O crime foi registrado na 74ª Delegacia de Polícia de São Gonçalo, cujo titular é o Delegado José Veloso. Segundo matérias divulgadas na mídia, apesar dos amigos do jovem afirmarem que o crime foi motivado por homofobia, lamentavelmente, o delegado, até agora, descartou esta hipótese, afirmando que apenas o começo pode ter sido homofóbico, mas o desfecho foi por vingança. O acusado do crime homofóbico é Hélio Galdino Vieira, de 37 anos, conhecido como “Papai”, que está foragido e teve sua prisão preventiva decretada no dia 4 de maio pela Justiça. Ele está sendo indiciado por homicídio qualificado por motivo fútil, cuja pena prevista no Código Penal varia entre 16 e 30 anos de prisão. Segundo a imprensa, Hélio já tem três passagens pela polícia por violência doméstica, lesão corporal e ameaça.

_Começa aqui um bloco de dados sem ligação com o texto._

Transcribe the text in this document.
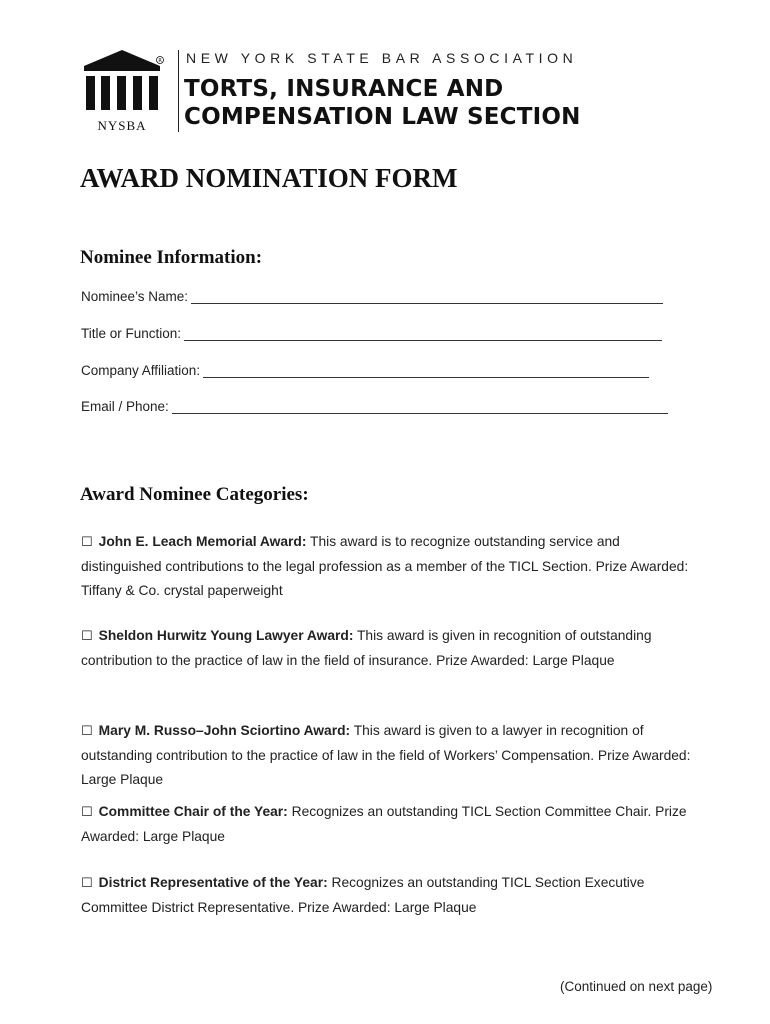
R
NYSBA
NEW YORK STATE BAR ASSOCIATION
TORTS, INSURANCE AND
COMPENSATION LAW SECTION
AWARD NOMINATION FORM
Nominee Information:
Nominee’s Name:
Title or Function:
Company Affiliation:
Email / Phone:
Award Nominee Categories:
☐ John E. Leach Memorial Award: This award is to recognize outstanding service and distinguished contributions to the legal profession as a member of the TICL Section. Prize Awarded: Tiffany & Co. crystal paperweight
☐ Sheldon Hurwitz Young Lawyer Award: This award is given in recognition of outstanding contribution to the practice of law in the field of insurance. Prize Awarded: Large Plaque
☐ Mary M. Russo–John Sciortino Award: This award is given to a lawyer in recognition of outstanding contribution to the practice of law in the field of Workers’ Compensation. Prize Awarded: Large Plaque
☐ Committee Chair of the Year: Recognizes an outstanding TICL Section Committee Chair. Prize Awarded: Large Plaque
☐ District Representative of the Year: Recognizes an outstanding TICL Section Executive Committee District Representative. Prize Awarded: Large Plaque
(Continued on next page)
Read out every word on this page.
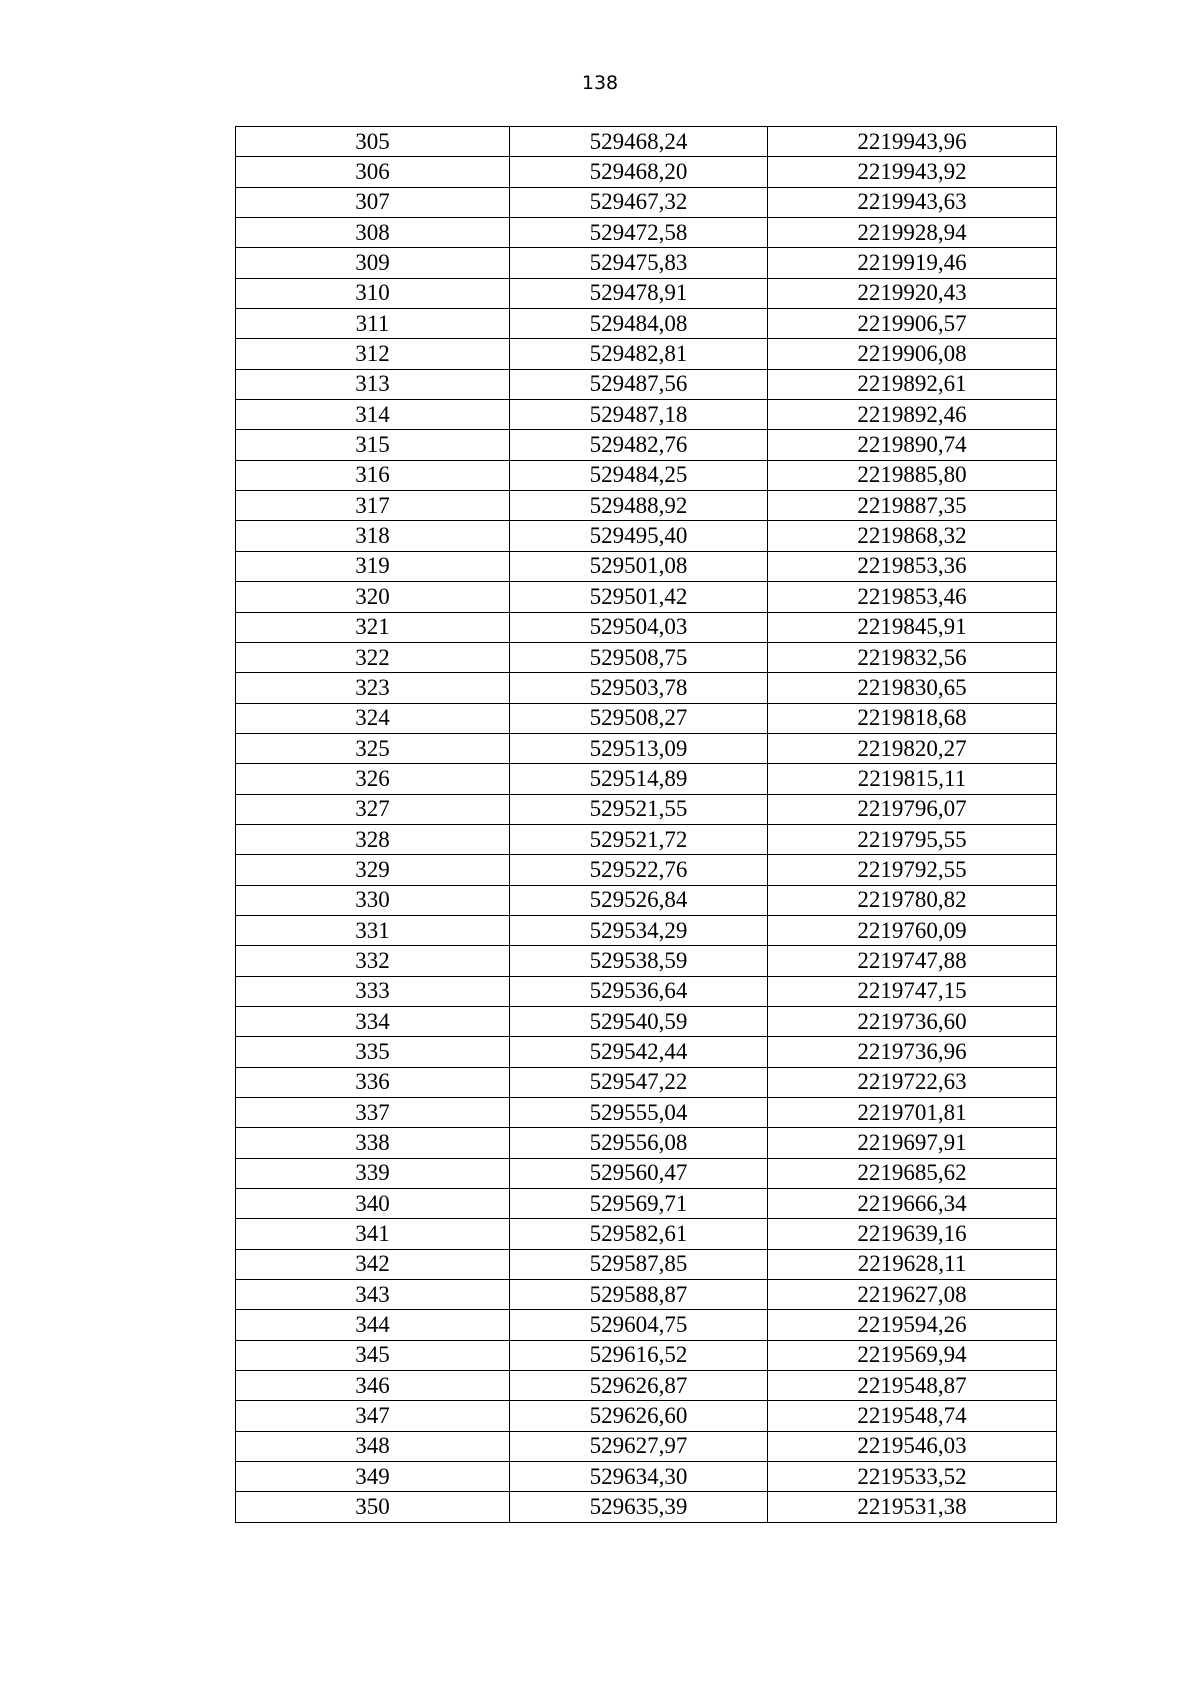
138
305	529468,24	2219943,96
306	529468,20	2219943,92
307	529467,32	2219943,63
308	529472,58	2219928,94
309	529475,83	2219919,46
310	529478,91	2219920,43
311	529484,08	2219906,57
312	529482,81	2219906,08
313	529487,56	2219892,61
314	529487,18	2219892,46
315	529482,76	2219890,74
316	529484,25	2219885,80
317	529488,92	2219887,35
318	529495,40	2219868,32
319	529501,08	2219853,36
320	529501,42	2219853,46
321	529504,03	2219845,91
322	529508,75	2219832,56
323	529503,78	2219830,65
324	529508,27	2219818,68
325	529513,09	2219820,27
326	529514,89	2219815,11
327	529521,55	2219796,07
328	529521,72	2219795,55
329	529522,76	2219792,55
330	529526,84	2219780,82
331	529534,29	2219760,09
332	529538,59	2219747,88
333	529536,64	2219747,15
334	529540,59	2219736,60
335	529542,44	2219736,96
336	529547,22	2219722,63
337	529555,04	2219701,81
338	529556,08	2219697,91
339	529560,47	2219685,62
340	529569,71	2219666,34
341	529582,61	2219639,16
342	529587,85	2219628,11
343	529588,87	2219627,08
344	529604,75	2219594,26
345	529616,52	2219569,94
346	529626,87	2219548,87
347	529626,60	2219548,74
348	529627,97	2219546,03
349	529634,30	2219533,52
350	529635,39	2219531,38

A dura realidade por trás do assassinato de Eliwelton:

Infelizmente, o assassinato de Eliwelton é o retrato da dura realidade dos trabalhadores e da juventude LGBT pobre do nosso país. Realidade que começa nos bancos das escolas onde crianças e adolescentes têm que enfrentar o preconceito dos estudantes, dos profissionais de educação e muitas vezes até da própria família para conseguir concluir seus estudos. A homofobia é um obstáculo a mais, além de todos os outros que os filhos dos trabalhadores enfrentam para se formarem. Muitos jovens LGBT’s não aguentam e desistem de estudar, o que torna mais difícil conquistar melhores oportunidades de emprego. Na sociedade capitalista em que vivemos, marcada pela opressão e exploração dos trabalhadores, a carência nos estudos destes jovens combina-se com a homofobia  generalizada e naturalizada para lhes reservar os postos de trabalho e salários mais precarizados do mercado, normalmente, no telemarketing, comércio e nos serviços de faxina. A presença massiva de mulheres, negros, negras e LGBT’s nestes empregos, pior remunerados, demonstra como o capitalismo utiliza o machismo, o racismo e a homofobia para aumentar a exploração sobre os trabalhadores.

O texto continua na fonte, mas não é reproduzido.